Afrique
Soudan en guerre : vers une stagnation économique avec une croissance attendue de 0,7 % en 2026

Soudan, pays qui a vu émerger Mamoun Beheiry, premier président de la BAD, s’enfonce aujourd’hui dans un conflit armé aux répercussions économiques profondes.
Entre 2023 et 2026, l’évolution des agrégats macroéconomiques met en évidence une dégradation rapide des fondamentaux, révélant les fragilités structurelles d’une économie confrontée à la guerre.
Au lendemain du coup d’État de 2021, la transition politique soudanaise s’est progressivement enlisée, jusqu’à basculer en avril 2023 dans un conflit ouvert entre l’armée régulière, dirigée par Abdel Fattah al-Burhan, et les Forces de soutien rapide (RSF) de Mohamed Hamdan Daglo. Cette guerre, centrée sur le contrôle du pouvoir, de l’appareil militaire et des ressources stratégiques, notamment l’or, s’inscrit dans une logique de rivalité interne exacerbée par des soutiens extérieurs.
Les implications humaines et économiques sont majeures. Selon les estimations internationales, près de 30 millions de personnes ont besoin d’assistance humanitaire, tandis que plus de 13 millions ont été déplacées, faisant de cette crise l’une des plus graves au monde.
Sur le plan économique, le choc est brutal : le PIB s’est contracté d’environ 40 % en 2023, puis encore de 28 % en 2024, traduisant un effondrement du tissu productif.
En 2026, les projections du FMI indiquent une croissance réelle limitée à 0,7 %, signe d’une économie en quasi-stagnation.

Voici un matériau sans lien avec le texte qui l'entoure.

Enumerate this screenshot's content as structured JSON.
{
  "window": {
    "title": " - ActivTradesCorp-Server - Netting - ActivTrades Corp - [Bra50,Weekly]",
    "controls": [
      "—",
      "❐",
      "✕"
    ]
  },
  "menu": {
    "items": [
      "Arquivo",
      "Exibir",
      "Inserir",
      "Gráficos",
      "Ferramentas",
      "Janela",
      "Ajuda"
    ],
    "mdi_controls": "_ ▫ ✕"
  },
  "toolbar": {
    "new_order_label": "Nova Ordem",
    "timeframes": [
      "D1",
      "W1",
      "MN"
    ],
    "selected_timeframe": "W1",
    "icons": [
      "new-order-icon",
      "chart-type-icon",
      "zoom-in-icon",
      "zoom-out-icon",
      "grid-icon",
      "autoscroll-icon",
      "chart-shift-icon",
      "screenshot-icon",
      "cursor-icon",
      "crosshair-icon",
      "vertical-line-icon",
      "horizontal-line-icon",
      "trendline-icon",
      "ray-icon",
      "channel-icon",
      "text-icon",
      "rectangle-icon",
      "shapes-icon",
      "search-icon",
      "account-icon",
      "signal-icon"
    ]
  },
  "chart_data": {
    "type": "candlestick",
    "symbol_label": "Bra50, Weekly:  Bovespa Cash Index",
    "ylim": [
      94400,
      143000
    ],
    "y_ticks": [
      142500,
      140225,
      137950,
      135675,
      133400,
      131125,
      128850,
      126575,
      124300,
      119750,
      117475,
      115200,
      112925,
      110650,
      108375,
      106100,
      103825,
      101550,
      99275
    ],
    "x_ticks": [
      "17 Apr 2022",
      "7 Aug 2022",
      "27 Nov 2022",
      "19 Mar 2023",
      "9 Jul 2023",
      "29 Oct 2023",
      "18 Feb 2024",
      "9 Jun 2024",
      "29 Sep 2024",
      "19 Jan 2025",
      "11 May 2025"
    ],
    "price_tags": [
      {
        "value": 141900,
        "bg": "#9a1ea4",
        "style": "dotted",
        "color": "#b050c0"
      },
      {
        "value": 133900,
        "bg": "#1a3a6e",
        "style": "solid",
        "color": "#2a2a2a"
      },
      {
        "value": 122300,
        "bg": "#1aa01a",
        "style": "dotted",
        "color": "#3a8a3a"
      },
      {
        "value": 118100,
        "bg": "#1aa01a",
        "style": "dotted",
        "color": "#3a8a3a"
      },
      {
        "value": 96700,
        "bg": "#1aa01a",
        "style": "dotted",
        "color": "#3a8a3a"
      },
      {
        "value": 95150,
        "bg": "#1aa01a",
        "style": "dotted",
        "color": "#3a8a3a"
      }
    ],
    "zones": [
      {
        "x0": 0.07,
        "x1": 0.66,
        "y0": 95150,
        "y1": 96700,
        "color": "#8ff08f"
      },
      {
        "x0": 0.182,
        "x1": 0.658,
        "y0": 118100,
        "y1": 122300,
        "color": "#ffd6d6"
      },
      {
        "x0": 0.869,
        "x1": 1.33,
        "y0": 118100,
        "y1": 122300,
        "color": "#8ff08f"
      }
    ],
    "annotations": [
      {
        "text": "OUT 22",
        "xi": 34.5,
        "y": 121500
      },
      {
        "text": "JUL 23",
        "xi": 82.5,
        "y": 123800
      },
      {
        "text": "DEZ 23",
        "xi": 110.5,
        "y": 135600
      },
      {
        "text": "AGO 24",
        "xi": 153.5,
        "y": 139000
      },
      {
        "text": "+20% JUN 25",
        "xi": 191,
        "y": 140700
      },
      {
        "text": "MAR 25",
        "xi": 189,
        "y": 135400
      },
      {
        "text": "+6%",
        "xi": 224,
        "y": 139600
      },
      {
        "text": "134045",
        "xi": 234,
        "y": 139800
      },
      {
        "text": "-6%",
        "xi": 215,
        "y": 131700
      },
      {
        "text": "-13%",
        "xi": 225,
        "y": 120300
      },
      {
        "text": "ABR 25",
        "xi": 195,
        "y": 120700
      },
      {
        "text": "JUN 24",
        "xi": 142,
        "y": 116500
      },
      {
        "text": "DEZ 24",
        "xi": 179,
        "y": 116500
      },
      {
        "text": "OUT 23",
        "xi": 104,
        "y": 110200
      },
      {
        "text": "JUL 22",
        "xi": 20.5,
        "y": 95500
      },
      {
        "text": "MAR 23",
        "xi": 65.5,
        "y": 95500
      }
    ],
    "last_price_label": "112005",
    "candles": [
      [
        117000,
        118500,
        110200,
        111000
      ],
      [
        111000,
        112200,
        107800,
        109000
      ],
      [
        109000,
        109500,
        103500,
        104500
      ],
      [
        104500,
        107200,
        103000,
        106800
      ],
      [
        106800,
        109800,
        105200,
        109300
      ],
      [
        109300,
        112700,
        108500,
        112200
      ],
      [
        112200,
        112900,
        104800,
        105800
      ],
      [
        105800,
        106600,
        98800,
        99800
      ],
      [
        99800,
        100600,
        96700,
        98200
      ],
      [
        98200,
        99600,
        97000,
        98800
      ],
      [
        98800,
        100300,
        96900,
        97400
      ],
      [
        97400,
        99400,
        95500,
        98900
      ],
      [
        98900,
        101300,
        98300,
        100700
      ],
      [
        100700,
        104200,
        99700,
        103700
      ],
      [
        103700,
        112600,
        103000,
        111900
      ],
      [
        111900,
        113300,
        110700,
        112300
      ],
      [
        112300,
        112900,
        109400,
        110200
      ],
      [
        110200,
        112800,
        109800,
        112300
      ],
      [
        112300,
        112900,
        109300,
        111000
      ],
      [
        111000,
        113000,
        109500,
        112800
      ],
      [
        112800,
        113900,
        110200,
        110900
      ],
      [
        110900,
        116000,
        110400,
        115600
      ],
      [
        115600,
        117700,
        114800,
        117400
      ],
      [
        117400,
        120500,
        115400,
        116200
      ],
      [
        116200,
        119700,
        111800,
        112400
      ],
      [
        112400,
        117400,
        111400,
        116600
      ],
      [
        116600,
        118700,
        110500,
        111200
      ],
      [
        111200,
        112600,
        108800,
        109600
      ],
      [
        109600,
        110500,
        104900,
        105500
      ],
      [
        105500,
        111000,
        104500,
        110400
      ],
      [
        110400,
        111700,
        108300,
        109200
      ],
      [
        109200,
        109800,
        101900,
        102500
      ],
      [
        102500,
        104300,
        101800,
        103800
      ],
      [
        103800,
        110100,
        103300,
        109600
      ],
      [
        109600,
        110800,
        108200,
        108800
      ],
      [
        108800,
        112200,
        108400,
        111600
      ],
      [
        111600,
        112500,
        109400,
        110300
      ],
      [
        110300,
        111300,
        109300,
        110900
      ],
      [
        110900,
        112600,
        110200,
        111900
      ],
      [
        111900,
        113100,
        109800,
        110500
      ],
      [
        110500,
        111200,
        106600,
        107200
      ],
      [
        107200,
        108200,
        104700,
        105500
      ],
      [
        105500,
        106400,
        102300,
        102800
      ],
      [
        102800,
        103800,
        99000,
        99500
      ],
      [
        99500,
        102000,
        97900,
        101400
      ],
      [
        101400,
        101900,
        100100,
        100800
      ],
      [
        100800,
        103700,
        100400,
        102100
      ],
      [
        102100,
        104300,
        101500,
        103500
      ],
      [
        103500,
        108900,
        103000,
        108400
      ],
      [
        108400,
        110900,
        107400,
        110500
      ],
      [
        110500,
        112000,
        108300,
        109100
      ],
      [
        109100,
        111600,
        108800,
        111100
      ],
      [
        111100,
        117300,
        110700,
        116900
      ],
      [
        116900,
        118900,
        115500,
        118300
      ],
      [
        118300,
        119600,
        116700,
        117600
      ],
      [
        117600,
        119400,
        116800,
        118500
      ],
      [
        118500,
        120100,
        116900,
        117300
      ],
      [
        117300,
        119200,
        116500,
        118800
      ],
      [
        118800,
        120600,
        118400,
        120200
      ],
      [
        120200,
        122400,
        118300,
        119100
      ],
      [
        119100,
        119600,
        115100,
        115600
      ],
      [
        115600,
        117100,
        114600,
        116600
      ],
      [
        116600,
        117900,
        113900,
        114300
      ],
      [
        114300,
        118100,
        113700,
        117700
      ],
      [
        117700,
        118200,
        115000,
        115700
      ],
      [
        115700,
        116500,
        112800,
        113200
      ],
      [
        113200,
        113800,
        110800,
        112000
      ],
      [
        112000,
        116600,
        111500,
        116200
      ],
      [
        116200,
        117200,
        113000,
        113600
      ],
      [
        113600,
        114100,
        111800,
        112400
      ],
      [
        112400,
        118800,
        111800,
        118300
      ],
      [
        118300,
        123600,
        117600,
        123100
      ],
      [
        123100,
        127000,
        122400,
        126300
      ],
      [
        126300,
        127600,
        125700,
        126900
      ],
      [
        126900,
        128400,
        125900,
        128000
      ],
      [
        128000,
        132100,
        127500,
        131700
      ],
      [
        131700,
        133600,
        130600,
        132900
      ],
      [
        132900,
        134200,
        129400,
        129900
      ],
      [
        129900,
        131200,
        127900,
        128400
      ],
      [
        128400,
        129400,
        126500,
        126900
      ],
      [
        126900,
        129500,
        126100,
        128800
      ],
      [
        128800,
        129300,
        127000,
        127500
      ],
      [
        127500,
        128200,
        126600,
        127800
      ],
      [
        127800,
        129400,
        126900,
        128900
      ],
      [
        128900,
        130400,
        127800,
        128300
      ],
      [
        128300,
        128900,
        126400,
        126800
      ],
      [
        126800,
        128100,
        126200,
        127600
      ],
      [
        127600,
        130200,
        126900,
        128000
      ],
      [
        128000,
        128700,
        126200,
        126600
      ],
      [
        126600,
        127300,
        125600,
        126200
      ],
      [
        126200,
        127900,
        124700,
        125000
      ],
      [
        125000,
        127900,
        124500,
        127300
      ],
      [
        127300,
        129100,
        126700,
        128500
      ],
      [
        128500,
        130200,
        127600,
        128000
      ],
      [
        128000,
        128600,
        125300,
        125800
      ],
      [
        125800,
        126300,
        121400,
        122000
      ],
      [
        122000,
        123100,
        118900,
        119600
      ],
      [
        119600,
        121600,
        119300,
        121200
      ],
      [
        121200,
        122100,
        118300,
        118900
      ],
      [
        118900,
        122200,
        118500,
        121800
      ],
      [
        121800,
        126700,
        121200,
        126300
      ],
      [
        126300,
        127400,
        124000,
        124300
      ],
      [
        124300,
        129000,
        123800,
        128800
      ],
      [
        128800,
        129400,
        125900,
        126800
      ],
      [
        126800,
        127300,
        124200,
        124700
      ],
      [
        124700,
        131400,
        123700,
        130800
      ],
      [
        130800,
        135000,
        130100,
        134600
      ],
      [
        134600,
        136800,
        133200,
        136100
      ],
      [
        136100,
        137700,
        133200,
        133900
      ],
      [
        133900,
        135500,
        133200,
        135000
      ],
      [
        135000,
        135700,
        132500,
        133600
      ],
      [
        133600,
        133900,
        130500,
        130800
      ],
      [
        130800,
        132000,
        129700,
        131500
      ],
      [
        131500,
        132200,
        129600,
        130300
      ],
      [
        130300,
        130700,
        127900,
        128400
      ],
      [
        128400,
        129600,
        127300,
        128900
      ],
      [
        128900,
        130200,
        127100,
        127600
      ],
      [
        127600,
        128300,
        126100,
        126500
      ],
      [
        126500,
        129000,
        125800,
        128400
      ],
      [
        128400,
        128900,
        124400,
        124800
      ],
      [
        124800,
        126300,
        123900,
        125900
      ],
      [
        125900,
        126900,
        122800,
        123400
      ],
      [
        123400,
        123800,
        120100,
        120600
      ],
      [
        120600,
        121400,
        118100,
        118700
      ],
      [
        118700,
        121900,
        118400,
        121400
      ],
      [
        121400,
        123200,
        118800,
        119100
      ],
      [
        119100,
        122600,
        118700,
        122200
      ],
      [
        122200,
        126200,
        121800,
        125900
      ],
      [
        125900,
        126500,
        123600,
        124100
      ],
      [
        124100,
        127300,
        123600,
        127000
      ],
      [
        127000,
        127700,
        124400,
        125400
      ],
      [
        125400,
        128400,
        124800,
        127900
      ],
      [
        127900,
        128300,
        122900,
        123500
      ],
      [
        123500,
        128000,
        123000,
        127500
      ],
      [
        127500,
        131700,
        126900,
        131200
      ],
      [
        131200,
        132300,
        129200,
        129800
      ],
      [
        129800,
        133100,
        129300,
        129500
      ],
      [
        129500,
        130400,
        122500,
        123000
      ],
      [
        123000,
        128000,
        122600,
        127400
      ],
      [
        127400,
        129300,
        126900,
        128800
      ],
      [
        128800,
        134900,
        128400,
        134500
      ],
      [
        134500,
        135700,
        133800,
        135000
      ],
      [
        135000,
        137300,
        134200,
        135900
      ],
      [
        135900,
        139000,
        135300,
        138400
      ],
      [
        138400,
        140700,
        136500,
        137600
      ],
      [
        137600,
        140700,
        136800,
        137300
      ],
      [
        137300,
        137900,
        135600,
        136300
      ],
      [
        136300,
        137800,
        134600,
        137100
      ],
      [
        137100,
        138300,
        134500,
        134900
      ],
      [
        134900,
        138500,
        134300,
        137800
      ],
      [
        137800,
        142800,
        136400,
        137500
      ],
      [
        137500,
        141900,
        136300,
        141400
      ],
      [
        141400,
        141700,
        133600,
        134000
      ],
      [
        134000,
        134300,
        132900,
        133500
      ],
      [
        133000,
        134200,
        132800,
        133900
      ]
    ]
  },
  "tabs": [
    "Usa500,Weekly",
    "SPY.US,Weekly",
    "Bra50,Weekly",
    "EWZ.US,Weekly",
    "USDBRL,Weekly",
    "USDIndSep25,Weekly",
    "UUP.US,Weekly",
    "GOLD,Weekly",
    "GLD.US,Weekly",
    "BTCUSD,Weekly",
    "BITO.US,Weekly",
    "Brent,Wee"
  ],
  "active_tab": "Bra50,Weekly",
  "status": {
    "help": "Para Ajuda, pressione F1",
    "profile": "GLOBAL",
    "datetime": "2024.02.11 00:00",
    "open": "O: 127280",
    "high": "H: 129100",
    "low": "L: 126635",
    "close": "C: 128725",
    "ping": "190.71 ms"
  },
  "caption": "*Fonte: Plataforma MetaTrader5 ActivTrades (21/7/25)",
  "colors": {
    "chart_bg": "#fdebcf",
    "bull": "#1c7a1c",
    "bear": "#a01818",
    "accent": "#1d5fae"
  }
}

Dans le même temps, l’inflation demeure extrêmement élevée, autour de 75 %, dans un contexte marqué par la désorganisation des chaînes d’approvisionnement, la pénurie de biens essentiels et la montée de l’économie informelle.
Les finances publiques illustrent également cette fragilité. Les recettes de l’État ne représentent plus qu’environ 6,2 % du PIB, contre des dépenses estimées à 9,9 %, accentuant la dépendance du pays à l’aide internationale. Celle-ci, bien que massive en théorie, avec des besoins évalués à près de 6 milliards USD, reste insuffisante face à l’ampleur de la crise.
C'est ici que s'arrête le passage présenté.